A research group in Trinity College has already come up with a compound ready for testing in humans as an anti-cancer agent. Meanwhile, in NUI Galway, there is a lot of early work being done on stem cells, which have the potential to evolve into anti-cancer therapies.

“The new clinical research units in Galway and Dublin give us the physical space, staffing and infrastructure,” says Prof Giles.

“Most importantly, they create a culture of clinical research and development. Many Irish doctors who practice abroad help people in Ireland to gain access to care outside the country, particularly in very difficult-to-treat cancers. This is something we hope to reverse very quickly.” Instead, people would be coming to Ireland to access cutting-edge treatments.

Next month, a landmark phase-one trial into a first generation anti-cancer drug is due to begin at the cancer research unit in Galway under Prof Michael O’Dwyer, with plans to expand it to Trinity College and beyond.

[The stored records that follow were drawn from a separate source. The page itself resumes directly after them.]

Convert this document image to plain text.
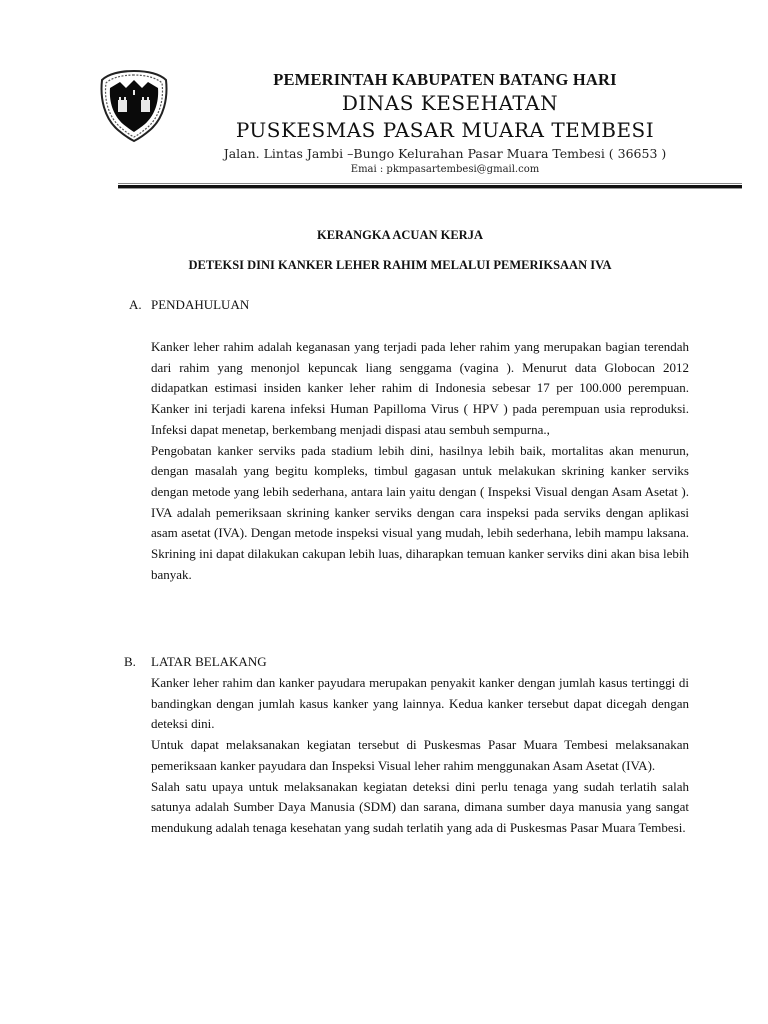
PEMERINTAH KABUPATEN BATANG HARI
DINAS KESEHATAN
PUSKESMAS PASAR MUARA TEMBESI
Jalan. Lintas Jambi –Bungo Kelurahan Pasar Muara Tembesi ( 36653 )
Emai : pkmpasartembesi@gmail.com
KERANGKA ACUAN KERJA
DETEKSI DINI KANKER LEHER RAHIM MELALUI PEMERIKSAAN IVA
A. PENDAHULUAN

Kanker leher rahim adalah keganasan yang terjadi pada leher rahim yang merupakan bagian terendah dari rahim yang menonjol kepuncak liang senggama (vagina ). Menurut data Globocan 2012 didapatkan estimasi insiden kanker leher rahim di Indonesia sebesar 17 per 100.000 perempuan. Kanker ini terjadi karena infeksi Human Papilloma Virus ( HPV ) pada perempuan usia reproduksi. Infeksi dapat menetap, berkembang menjadi dispasi atau sembuh sempurna.,

Pengobatan kanker serviks pada stadium lebih dini, hasilnya lebih baik, mortalitas akan menurun, dengan masalah yang begitu kompleks, timbul gagasan untuk melakukan skrining kanker serviks dengan metode yang lebih sederhana, antara lain yaitu dengan ( Inspeksi Visual dengan Asam Asetat ). IVA adalah pemeriksaan skrining kanker serviks dengan cara inspeksi pada serviks dengan aplikasi asam asetat (IVA). Dengan metode inspeksi visual yang mudah, lebih sederhana, lebih mampu laksana. Skrining ini dapat dilakukan cakupan lebih luas, diharapkan temuan kanker serviks dini akan bisa lebih banyak.

B. LATAR BELAKANG

Kanker leher rahim dan kanker payudara merupakan penyakit kanker dengan jumlah kasus tertinggi di bandingkan dengan jumlah kasus kanker yang lainnya. Kedua kanker tersebut dapat dicegah dengan deteksi dini.

Untuk dapat melaksanakan kegiatan tersebut di Puskesmas Pasar Muara Tembesi melaksanakan pemeriksaan kanker payudara dan Inspeksi Visual leher rahim menggunakan Asam Asetat (IVA).

Salah satu upaya untuk melaksanakan kegiatan deteksi dini perlu tenaga yang sudah terlatih salah satunya adalah Sumber Daya Manusia (SDM) dan sarana, dimana sumber daya manusia yang sangat mendukung adalah tenaga kesehatan yang sudah terlatih yang ada di Puskesmas Pasar Muara Tembesi.
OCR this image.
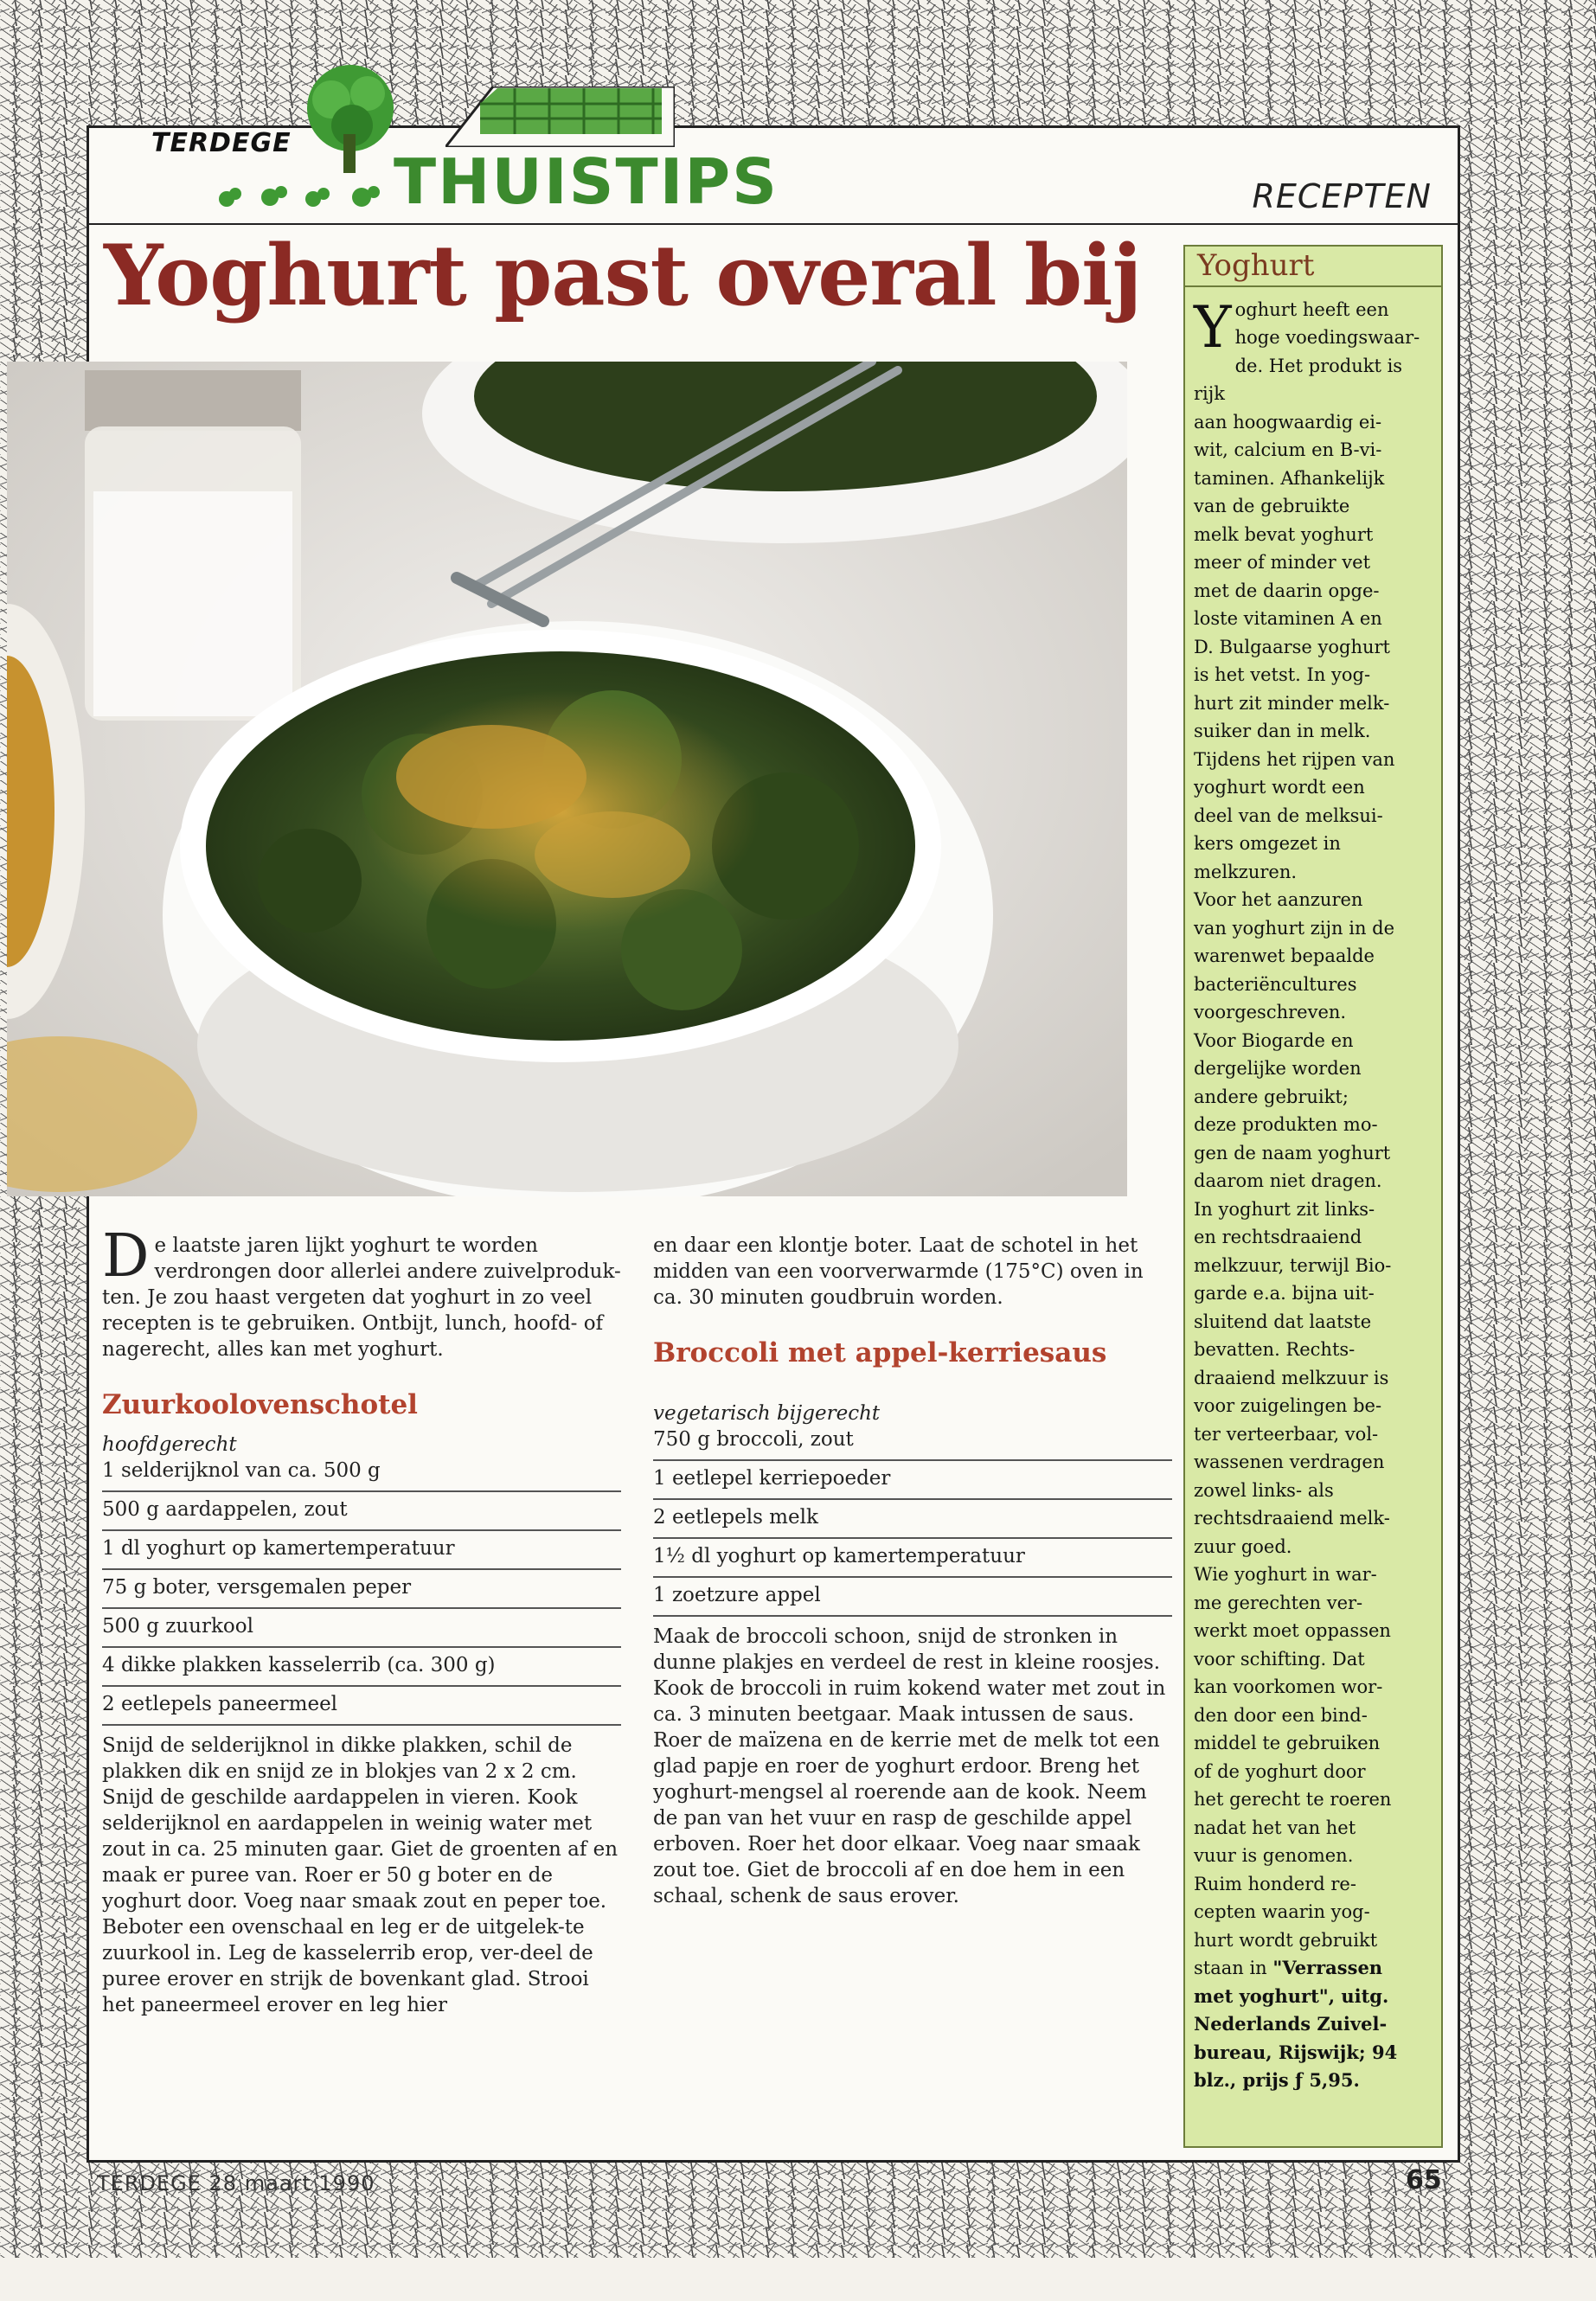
TERDEGE
THUISTIPS	RECEPTEN
Yoghurt past overal bij	Yoghurt
Yoghurt heeft een
hoge voedingswaar-
de. Het produkt is rijk
aan hoogwaardig ei-
wit, calcium en B-vi-
taminen. Afhankelijk
van de gebruikte
melk bevat yoghurt
meer of minder vet
met de daarin opge-
loste vitaminen A en
D. Bulgaarse yoghurt
is het vetst. In yog-
hurt zit minder melk-
suiker dan in melk.
Tijdens het rijpen van
yoghurt wordt een
deel van de melksui-
kers omgezet in
melkzuren.
Voor het aanzuren
van yoghurt zijn in de
warenwet bepaalde
bacteriëncultures
voorgeschreven.
Voor Biogarde en
dergelijke worden
andere gebruikt;
deze produkten mo-
gen de naam yoghurt
daarom niet dragen.
In yoghurt zit links-
en rechtsdraaiend
melkzuur, terwijl Bio-
garde e.a. bijna uit-
sluitend dat laatste
bevatten. Rechts-
draaiend melkzuur is
voor zuigelingen be-
ter verteerbaar, vol-
wassenen verdragen
zowel links- als
rechtsdraaiend melk-
zuur goed.
Wie yoghurt in war-
me gerechten ver-
werkt moet oppassen
voor schifting. Dat
kan voorkomen wor-
den door een bind-
middel te gebruiken
of de yoghurt door
het gerecht te roeren
nadat het van het
vuur is genomen.
Ruim honderd re-
cepten waarin yog-
hurt wordt gebruikt
staan in "Verrassen
met yoghurt", uitg.
Nederlands Zuivel-
bureau, Rijswijk; 94
blz., prijs ƒ 5,95.
De laatste jaren lijkt yoghurt te worden verdrongen door allerlei andere zuivelproduk-ten. Je zou haast vergeten dat yoghurt in zo veel recepten is te gebruiken. Ontbijt, lunch, hoofd- of nagerecht, alles kan met yoghurt.
Zuurkoolovenschotel
hoofdgerecht
1 selderijknol van ca. 500 g
500 g aardappelen, zout
1 dl yoghurt op kamertemperatuur
75 g boter, versgemalen peper
500 g zuurkool
4 dikke plakken kasselerrib (ca. 300 g)
2 eetlepels paneermeel
Snijd de selderijknol in dikke plakken, schil de plakken dik en snijd ze in blokjes van 2 x 2 cm. Snijd de geschilde aardappelen in vieren. Kook selderijknol en aardappelen in weinig water met zout in ca. 25 minuten gaar. Giet de groenten af en maak er puree van. Roer er 50 g boter en de yoghurt door. Voeg naar smaak zout en peper toe.
Beboter een ovenschaal en leg er de uitgelek-te zuurkool in. Leg de kasselerrib erop, ver-deel de puree erover en strijk de bovenkant glad. Strooi het paneermeel erover en leg hier
en daar een klontje boter. Laat de schotel in het midden van een voorverwarmde (175°C) oven in ca. 30 minuten goudbruin worden.
Broccoli met appel-kerriesaus
vegetarisch bijgerecht
750 g broccoli, zout
1 eetlepel kerriepoeder
2 eetlepels melk
1½ dl yoghurt op kamertemperatuur
1 zoetzure appel
Maak de broccoli schoon, snijd de stronken in dunne plakjes en verdeel de rest in kleine roosjes. Kook de broccoli in ruim kokend water met zout in ca. 3 minuten beetgaar. Maak intussen de saus. Roer de maïzena en de kerrie met de melk tot een glad papje en roer de yoghurt erdoor. Breng het yoghurt-mengsel al roerende aan de kook. Neem de pan van het vuur en rasp de geschilde appel erboven. Roer het door elkaar. Voeg naar smaak zout toe. Giet de broccoli af en doe hem in een schaal, schenk de saus erover.
TERDEGE 28 maart 1990	65
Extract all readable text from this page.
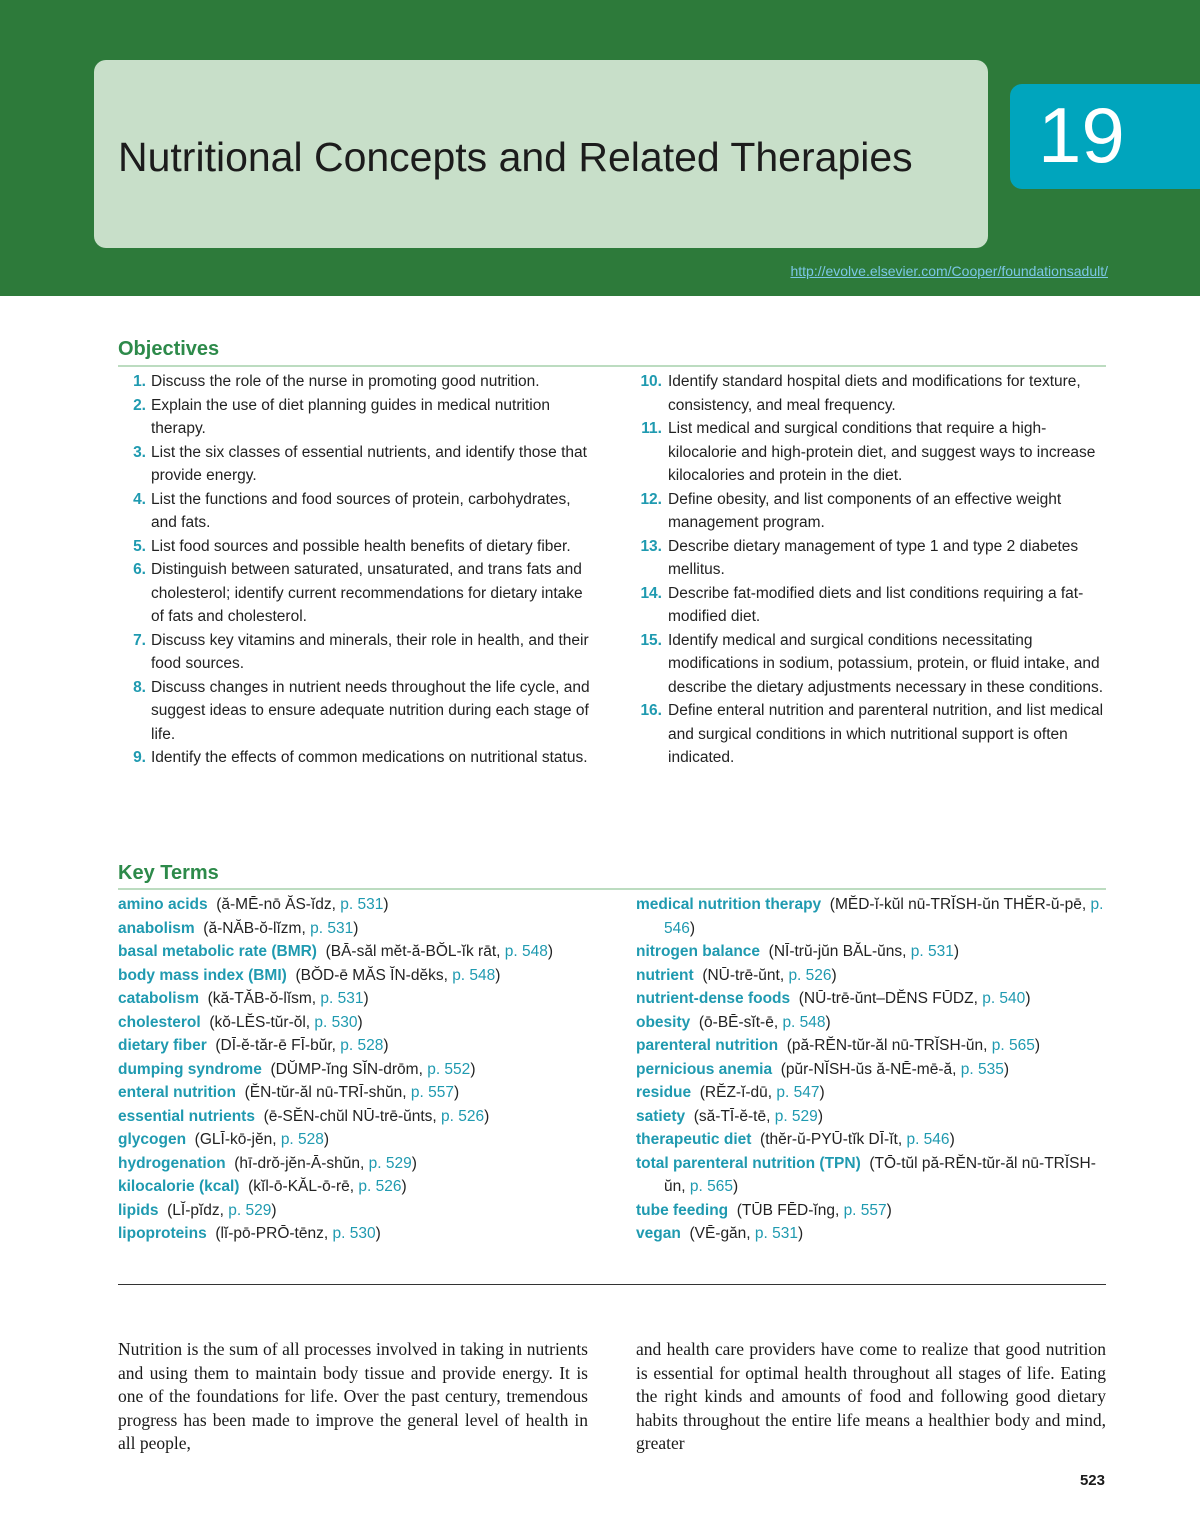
Nutritional Concepts and Related Therapies 19
http://evolve.elsevier.com/Cooper/foundationsadult/
Objectives
1. Discuss the role of the nurse in promoting good nutrition.
2. Explain the use of diet planning guides in medical nutrition therapy.
3. List the six classes of essential nutrients, and identify those that provide energy.
4. List the functions and food sources of protein, carbohydrates, and fats.
5. List food sources and possible health benefits of dietary fiber.
6. Distinguish between saturated, unsaturated, and trans fats and cholesterol; identify current recommendations for dietary intake of fats and cholesterol.
7. Discuss key vitamins and minerals, their role in health, and their food sources.
8. Discuss changes in nutrient needs throughout the life cycle, and suggest ideas to ensure adequate nutrition during each stage of life.
9. Identify the effects of common medications on nutritional status.
10. Identify standard hospital diets and modifications for texture, consistency, and meal frequency.
11. List medical and surgical conditions that require a high-kilocalorie and high-protein diet, and suggest ways to increase kilocalories and protein in the diet.
12. Define obesity, and list components of an effective weight management program.
13. Describe dietary management of type 1 and type 2 diabetes mellitus.
14. Describe fat-modified diets and list conditions requiring a fat-modified diet.
15. Identify medical and surgical conditions necessitating modifications in sodium, potassium, protein, or fluid intake, and describe the dietary adjustments necessary in these conditions.
16. Define enteral nutrition and parenteral nutrition, and list medical and surgical conditions in which nutritional support is often indicated.
Key Terms
amino acids (ă-MĒ-nō ĂS-ĭdz, p. 531)
anabolism (ă-NĂB-ŏ-lĭzm, p. 531)
basal metabolic rate (BMR) (BĀ-săl mĕt-ă-BŎL-ĭk rāt, p. 548)
body mass index (BMI) (BŎD-ē MĂS ĬN-dĕks, p. 548)
catabolism (kă-TĂB-ŏ-lĭsm, p. 531)
cholesterol (kŏ-LĔS-tŭr-ŏl, p. 530)
dietary fiber (DĪ-ĕ-tăr-ē FĪ-bŭr, p. 528)
dumping syndrome (DŬMP-ĭng SĬN-drōm, p. 552)
enteral nutrition (ĔN-tŭr-ăl nū-TRĪ-shŭn, p. 557)
essential nutrients (ē-SĔN-chŭl NŪ-trē-ŭnts, p. 526)
glycogen (GLĪ-kō-jĕn, p. 528)
hydrogenation (hī-drŏ-jĕn-Ā-shŭn, p. 529)
kilocalorie (kcal) (kĭl-ō-KĂL-ō-rē, p. 526)
lipids (LĬ-pĭdz, p. 529)
lipoproteins (lĭ-pō-PRŌ-tēnz, p. 530)
medical nutrition therapy (MĔD-ĭ-kŭl nū-TRĬSH-ŭn THĔR-ŭ-pē, p. 546)
nitrogen balance (NĪ-trŭ-jŭn BĂL-ŭns, p. 531)
nutrient (NŪ-trē-ŭnt, p. 526)
nutrient-dense foods (NŪ-trē-ŭnt–DĔNS FŪDZ, p. 540)
obesity (ō-BĒ-sĭt-ē, p. 548)
parenteral nutrition (pă-RĔN-tŭr-ăl nū-TRĬSH-ŭn, p. 565)
pernicious anemia (pŭr-NĬSH-ŭs ă-NĒ-mē-ă, p. 535)
residue (RĔZ-ĭ-dū, p. 547)
satiety (să-TĪ-ĕ-tē, p. 529)
therapeutic diet (thĕr-ŭ-PYŪ-tĭk DĪ-ĭt, p. 546)
total parenteral nutrition (TPN) (TŌ-tŭl pă-RĔN-tŭr-ăl nū-TRĬSH-ŭn, p. 565)
tube feeding (TŪB FĒD-ĭng, p. 557)
vegan (VĒ-găn, p. 531)
Nutrition is the sum of all processes involved in taking in nutrients and using them to maintain body tissue and provide energy. It is one of the foundations for life. Over the past century, tremendous progress has been made to improve the general level of health in all people,
and health care providers have come to realize that good nutrition is essential for optimal health throughout all stages of life. Eating the right kinds and amounts of food and following good dietary habits throughout the entire life means a healthier body and mind, greater
523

Prof Giles is particularly excited at the opening, as it is the first trial of its kind in Ireland. It will focus firstly on leukaemia, but is also likely to be applicable to a large number of solid tumours.

So, why did Prof Giles choose to return to an Ireland in recession after so many years of successful research and practice in the US?

“A lot of people I have a lot of respect for have been coming home quietly over the past few years, so there is now a critical mass of talent in Ireland,” he says.

“Scientists from Ireland are doing well all over the world. My hope is that, over the next decade, we can create an environment they feel they can come home to – not just as a personal decision but because it is academically attractive for them.

“They are working in places that are inevitably much more highly-resourced than Ireland, particularly the US. However, by further integrating ourselves into pan-European research collaborations, I firmly believe we can overcome the fact that resources here are more limited.”